Fitting parmeters are

  • Location of the coordinate system origin (see Section 3)
  • Orientation of the major and minor ellipsoid axes
  • Two geometric ellipsoid attributes

2. Heights

Unless the ellipsoid is made to coincide with the geoid, separations between the surfaces vary, Figure C-5.

Figure C-5
Geocentric Earth Model


There are three heights at each point, Figure C-6:

  • H: Orthometric height; from the geoid to the ground point; elevation determined by leveling from a benchmark
  • N: Geoid height; from the ellipsoid to the geoid. Also known as the geoidal height.
  • h: Geodetic height; from the ellipsoid to the ground point. Also known as the ellipsoidal height.
Figure C-6

The heights are related by Equation C-1.

Equation C-1

3. Coordinate System

Part of datum definition is creation of a coordinate system for the entire mathematical model. Its origin is set at, or very close to, the Earth's mass center.

a. Geodetic Coordinates

Geodetic coordinates are similar to geographic coordinates, except they are based on an ellipsoid instead of a sphere. 

The sphere on which geographic coordinates are based, Figure C-7, has a constant radius throughout.

Figure C-7
Geographic Coordinates


The line from the observer's position is radial to the sphere center and normal to the sphere's surface, Figure C-8.

Figure C-8
Geographic Latitude


The geographic latitude is the angle in the observer's meridian from the equator to the radial line.

With an ellipsoid, the line normal to its surface at the observer's position does not extend to the ellipsoid center, Figure C-9, except at the poles and equator.

Figure C-9
Geodetic Latitude

The normal terminates on the minor axis.

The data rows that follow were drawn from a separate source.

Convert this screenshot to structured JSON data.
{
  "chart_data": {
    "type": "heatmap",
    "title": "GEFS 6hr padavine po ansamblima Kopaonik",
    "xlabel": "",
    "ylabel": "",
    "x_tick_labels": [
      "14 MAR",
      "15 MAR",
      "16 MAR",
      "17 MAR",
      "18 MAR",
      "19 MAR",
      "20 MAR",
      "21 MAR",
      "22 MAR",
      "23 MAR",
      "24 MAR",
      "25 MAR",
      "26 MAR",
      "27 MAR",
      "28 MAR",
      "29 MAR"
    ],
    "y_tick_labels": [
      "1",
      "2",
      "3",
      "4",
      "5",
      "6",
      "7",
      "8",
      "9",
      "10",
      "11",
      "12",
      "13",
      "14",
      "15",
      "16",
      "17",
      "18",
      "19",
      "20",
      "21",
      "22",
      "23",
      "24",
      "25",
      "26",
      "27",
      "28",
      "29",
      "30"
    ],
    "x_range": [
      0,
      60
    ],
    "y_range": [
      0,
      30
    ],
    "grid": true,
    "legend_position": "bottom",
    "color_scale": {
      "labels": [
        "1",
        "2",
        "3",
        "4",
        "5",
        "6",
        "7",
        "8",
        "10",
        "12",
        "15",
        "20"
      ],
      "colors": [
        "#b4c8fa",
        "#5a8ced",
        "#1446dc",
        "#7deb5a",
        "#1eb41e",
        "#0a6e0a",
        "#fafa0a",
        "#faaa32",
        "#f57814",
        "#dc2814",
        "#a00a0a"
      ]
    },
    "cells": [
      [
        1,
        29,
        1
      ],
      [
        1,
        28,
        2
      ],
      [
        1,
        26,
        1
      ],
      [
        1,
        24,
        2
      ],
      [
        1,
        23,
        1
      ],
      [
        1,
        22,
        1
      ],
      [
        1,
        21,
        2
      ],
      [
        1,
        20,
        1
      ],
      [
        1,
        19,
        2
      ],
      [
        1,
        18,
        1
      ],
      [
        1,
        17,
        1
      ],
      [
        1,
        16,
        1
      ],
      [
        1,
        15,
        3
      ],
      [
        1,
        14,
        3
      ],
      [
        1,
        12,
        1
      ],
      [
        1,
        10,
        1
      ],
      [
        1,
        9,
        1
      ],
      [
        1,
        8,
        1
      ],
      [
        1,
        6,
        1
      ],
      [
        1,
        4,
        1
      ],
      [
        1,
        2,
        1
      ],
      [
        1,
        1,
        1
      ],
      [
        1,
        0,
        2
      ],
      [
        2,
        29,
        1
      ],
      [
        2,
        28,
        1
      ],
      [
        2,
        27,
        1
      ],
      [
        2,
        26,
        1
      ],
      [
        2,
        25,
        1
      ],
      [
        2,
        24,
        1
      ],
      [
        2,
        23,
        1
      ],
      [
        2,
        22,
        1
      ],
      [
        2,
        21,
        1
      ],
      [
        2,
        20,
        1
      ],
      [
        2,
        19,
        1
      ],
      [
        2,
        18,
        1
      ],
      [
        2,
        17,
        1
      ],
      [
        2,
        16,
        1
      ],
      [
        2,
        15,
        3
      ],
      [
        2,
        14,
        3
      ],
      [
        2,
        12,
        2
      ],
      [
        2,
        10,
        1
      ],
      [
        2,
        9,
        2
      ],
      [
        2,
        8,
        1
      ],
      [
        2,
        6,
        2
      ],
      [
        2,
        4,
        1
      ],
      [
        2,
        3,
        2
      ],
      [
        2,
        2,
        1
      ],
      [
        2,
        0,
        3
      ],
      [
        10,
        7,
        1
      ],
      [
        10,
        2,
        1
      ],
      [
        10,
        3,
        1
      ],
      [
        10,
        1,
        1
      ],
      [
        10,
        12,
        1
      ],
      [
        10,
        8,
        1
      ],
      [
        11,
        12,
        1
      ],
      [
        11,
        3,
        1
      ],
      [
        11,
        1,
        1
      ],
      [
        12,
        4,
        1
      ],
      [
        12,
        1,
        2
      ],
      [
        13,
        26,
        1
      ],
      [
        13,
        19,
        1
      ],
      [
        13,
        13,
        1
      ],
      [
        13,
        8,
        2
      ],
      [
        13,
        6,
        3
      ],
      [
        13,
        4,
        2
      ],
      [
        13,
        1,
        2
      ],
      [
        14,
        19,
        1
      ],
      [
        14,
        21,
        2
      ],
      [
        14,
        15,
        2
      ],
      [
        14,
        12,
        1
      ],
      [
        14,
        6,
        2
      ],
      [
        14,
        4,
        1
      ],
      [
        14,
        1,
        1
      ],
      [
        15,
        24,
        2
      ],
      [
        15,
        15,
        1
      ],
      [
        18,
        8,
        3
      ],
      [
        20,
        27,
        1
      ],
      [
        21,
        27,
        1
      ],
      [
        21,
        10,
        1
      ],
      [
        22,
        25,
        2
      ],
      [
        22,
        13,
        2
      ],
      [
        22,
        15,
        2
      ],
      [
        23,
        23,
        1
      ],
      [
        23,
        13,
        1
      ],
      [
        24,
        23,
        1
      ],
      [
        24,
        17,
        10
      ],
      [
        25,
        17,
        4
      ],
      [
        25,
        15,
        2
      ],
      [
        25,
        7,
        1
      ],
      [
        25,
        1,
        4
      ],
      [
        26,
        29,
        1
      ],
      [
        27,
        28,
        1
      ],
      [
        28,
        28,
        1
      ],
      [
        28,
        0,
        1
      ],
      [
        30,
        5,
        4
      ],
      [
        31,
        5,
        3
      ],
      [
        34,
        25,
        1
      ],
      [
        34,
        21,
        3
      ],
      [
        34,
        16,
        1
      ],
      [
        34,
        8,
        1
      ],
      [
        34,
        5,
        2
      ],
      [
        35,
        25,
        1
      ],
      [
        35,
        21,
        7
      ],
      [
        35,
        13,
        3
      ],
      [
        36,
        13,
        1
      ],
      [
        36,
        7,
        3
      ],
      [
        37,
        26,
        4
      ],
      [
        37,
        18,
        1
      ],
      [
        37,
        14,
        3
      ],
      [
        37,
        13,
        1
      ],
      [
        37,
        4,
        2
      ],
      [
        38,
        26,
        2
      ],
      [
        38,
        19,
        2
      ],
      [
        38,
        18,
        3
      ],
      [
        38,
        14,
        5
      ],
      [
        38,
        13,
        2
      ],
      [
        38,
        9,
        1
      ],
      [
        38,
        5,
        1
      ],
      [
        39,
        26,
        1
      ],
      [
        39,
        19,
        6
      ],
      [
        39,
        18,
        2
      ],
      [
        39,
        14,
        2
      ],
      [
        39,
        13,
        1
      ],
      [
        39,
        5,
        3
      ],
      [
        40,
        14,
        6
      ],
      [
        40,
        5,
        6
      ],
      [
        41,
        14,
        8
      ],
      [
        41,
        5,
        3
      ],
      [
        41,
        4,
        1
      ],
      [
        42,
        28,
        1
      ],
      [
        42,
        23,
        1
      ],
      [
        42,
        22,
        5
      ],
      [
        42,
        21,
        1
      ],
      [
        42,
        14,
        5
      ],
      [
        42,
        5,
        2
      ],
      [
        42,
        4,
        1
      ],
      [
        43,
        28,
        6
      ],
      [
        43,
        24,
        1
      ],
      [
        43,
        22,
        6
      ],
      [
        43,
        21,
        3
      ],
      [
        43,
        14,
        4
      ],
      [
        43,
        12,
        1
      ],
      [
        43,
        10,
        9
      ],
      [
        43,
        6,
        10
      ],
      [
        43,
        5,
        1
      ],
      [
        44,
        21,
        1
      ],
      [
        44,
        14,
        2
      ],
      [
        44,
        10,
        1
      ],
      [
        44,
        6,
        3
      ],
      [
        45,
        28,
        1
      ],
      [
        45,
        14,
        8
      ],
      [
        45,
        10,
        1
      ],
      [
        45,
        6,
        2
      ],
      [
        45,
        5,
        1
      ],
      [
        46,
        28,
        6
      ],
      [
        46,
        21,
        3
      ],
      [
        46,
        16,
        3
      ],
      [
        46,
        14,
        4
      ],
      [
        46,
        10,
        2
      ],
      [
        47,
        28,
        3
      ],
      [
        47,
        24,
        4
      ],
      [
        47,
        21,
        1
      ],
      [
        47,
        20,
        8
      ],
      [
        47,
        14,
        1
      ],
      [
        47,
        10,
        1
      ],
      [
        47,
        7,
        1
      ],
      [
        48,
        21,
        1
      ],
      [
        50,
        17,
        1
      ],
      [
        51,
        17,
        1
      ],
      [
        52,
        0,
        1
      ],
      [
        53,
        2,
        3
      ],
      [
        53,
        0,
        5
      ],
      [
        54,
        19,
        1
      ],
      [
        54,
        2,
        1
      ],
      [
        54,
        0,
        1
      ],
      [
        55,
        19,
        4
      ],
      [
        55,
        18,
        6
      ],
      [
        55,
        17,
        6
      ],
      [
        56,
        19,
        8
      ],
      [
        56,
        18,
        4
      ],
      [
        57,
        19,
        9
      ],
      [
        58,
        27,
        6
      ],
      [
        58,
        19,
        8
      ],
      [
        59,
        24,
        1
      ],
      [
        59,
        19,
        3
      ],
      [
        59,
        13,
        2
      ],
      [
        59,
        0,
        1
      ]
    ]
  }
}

The geodetic latitude, φ,  is the angle from the major axis to the normal line.
The geodetic longitude, λ, is the angle in the equatorial plane between the Greenwich and observer's meridians.
Geodetic latitude and longitude are shown in Figure C-10.

Figure C-10
Geodetic Coordinates


A point's 3D position is given by its geodetic coordinates and ellipsoidal height. 

b. Linear Coordinates

Geodetic coordinate have similar disadvantages as geographic coordinates. An alternative is the Terrestrial Reference System (TRS), a 3D orthogonal linear coordinate system, Figure C-11.

Figure C-11
Terrestrial Reference System 

Like geodetic coordinate system, it is a geocentric system. The X and Y axes are in the equatorial plane with X passing through the Greenwich Meridian and Y through 90°E longitude. The Z axis is perpendicular to the equatorial plane and positive through the North Pole.

A point's 3D position is given by its (X,Y,Z) coordinates.

Although TRS is a linear system, it is not convenient for surveying or mapping applications because of coordinate magnitudes. For example, the coordinates of a control point in southcentral Wisconsin is  21,919.631m X, -4,679,204.603m Y, 4,320,134.562m Z. Their size makes them cumbersome to work with.

4. Datum Realization

The final step is to adjust the control network measurements. Once the adjustment is completed, the datum is created and ready for use.